Honoring a Legend: Judge Edward Rodgers (1927 – 2018)
On October 20, 2018, Palm Beach County lost a legal, judicial, and civil rights legend: Judge Edward Rodgers. Judge Rodgers, who passed away at 91, was an icon in Palm Beach County’s African American community and a role model for all minority and majority groups.
Judge Rodgers was born in Pittsburgh, Pennsylvania and moved to West Palm Beach in 1950 after he married Gwendolyn Baker, a Palm Beach County native.
He served in the Navy Hospital Corps during World War II. He later graduated from Howard University and became a teacher at the segregated Roosevelt High School, before receiving a promotion to Assistant Principal. At the school, he protested the unequal pay of African America teachers.
The unequal pay at Roosevelt caused Judge Rodgers to apply to law school. The University of Miami School of Law originally accepted him until the school rescinded its offer after learning he was black. Judge Rodgers ultimately attended Florida A&M, law school, graduating in 1963 with five other graduates.
After graduating from law school, Judge Rodgers practiced with F. Malcolm Cunningham, Sr. and T.J. Cunningham, Sr., before starting his own law practice. Judge Rodgers was the fifth black lawyer to practice in Palm Beach County.

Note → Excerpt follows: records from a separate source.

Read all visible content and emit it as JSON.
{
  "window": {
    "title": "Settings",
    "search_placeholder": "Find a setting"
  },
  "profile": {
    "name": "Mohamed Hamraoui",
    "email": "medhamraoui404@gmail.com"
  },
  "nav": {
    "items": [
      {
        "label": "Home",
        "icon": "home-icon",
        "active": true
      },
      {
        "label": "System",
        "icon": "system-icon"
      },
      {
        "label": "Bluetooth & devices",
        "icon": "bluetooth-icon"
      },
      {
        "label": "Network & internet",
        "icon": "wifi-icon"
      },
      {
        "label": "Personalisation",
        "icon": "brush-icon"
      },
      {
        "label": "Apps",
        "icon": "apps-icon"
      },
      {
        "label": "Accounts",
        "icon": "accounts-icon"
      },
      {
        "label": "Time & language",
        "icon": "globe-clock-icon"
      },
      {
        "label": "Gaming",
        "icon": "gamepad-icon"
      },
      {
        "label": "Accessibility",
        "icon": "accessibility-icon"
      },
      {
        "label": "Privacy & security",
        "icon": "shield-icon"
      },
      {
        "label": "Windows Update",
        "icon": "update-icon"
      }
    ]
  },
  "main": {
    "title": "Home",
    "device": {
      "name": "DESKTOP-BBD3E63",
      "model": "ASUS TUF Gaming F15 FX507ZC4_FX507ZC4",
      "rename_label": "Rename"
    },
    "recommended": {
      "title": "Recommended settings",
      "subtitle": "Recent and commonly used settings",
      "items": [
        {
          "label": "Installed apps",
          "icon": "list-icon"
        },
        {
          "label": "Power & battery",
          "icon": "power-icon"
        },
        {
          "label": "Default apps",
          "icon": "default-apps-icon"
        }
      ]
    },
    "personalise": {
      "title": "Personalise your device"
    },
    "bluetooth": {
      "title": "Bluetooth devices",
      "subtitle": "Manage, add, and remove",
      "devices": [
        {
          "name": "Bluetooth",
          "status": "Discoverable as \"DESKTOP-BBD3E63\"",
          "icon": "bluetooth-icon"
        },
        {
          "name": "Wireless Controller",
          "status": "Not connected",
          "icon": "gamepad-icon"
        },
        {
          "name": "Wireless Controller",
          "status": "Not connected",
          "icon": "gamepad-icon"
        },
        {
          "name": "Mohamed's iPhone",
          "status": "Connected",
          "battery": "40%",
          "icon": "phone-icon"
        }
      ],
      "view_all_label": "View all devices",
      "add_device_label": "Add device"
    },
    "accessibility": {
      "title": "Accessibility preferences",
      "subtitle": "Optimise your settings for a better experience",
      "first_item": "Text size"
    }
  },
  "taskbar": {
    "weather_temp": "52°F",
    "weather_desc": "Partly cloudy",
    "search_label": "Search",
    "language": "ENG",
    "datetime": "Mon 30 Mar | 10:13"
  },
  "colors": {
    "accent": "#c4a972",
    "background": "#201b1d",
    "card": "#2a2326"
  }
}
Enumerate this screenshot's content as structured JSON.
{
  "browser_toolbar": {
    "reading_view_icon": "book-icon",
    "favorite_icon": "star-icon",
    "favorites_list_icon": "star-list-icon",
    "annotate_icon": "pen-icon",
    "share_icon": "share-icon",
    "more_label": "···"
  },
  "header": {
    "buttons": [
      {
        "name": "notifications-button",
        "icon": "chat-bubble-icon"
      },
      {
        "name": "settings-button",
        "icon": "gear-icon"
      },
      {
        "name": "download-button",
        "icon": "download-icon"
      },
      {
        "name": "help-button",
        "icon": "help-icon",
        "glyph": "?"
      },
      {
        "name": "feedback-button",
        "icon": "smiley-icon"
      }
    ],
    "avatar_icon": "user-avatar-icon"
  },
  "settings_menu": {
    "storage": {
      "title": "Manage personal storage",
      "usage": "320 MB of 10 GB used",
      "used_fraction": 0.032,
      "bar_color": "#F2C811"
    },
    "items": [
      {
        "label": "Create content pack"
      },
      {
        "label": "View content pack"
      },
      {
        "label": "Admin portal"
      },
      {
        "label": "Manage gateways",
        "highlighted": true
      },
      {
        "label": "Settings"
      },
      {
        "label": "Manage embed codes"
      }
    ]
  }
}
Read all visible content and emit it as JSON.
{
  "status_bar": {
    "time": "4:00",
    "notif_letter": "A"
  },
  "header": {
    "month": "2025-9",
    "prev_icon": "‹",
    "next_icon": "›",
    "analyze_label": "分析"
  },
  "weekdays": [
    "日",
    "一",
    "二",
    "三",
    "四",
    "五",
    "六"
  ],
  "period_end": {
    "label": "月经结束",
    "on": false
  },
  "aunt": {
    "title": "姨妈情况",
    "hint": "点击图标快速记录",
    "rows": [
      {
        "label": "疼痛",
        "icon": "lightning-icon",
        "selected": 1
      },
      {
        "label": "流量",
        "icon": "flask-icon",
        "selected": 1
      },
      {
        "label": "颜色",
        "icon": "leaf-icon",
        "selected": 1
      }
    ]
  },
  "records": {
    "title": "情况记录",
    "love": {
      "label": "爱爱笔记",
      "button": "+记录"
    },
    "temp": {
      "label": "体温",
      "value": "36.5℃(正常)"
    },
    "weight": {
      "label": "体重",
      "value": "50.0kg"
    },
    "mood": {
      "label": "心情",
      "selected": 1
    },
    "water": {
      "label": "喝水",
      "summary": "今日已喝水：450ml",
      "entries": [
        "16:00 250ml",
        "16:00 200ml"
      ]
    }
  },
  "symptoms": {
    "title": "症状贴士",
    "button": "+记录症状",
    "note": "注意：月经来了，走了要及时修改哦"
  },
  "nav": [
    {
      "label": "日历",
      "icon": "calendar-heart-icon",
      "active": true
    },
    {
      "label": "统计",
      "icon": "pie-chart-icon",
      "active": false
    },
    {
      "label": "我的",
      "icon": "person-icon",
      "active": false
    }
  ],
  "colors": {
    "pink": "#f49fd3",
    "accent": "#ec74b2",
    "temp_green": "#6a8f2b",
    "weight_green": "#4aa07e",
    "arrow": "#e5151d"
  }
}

In Palm Beach County, Judge Rodgers ultimately became the first African American assistant state attorney, first African American judge, first African American circuit court judge, and first African American chief judge.
In 1991, Judge Rodgers organized the first drug court in the City of Riviera Beach. The City of Delray Beach and City of West Palm Beach copied the model and started their drug courts. The U.S. Supreme Court presented Judge Rogers with its prestigious Jefferson Award for Judge Rodgers’s drug court model.
While in private practice, Judge Rodgers led efforts to desegregate the West Palm Beach Police Department, the Children’s Home Society, and Good Samaritan Hospital.
After retiring from the bench in 1995, Judge Rodgers was elected to the Riviera Beach City Council and later became mayor. In 2004, the post office in Riviera Beach was named after Judge Rodgers.
Rabin Kammerer Johnson was grateful for its friendship with Judge Rodgers and, in 2013, was particularly appreciative when he read the 13th Amendment and the Emancipation Proclamation (on its 150th anniversary) at the firm’s Constitution Day event.
Firm partner Adam Rabin and John Howe, former co-chairs of the Palm Beach County Bar Association’s (PBCBA) Committee for Diversity and Inclusion (CDI), among others, were instrumental in jointly moving for PBCBA to a create an annual diversity award in the namesake of Judge Rodgers.
On February 22, 2019, PBCBA will present its 8th annual Judge Edward Rodgers Diversity Award at its Bench Bar Conference and will recognize the legacy that Judge Rodgers has left with our community.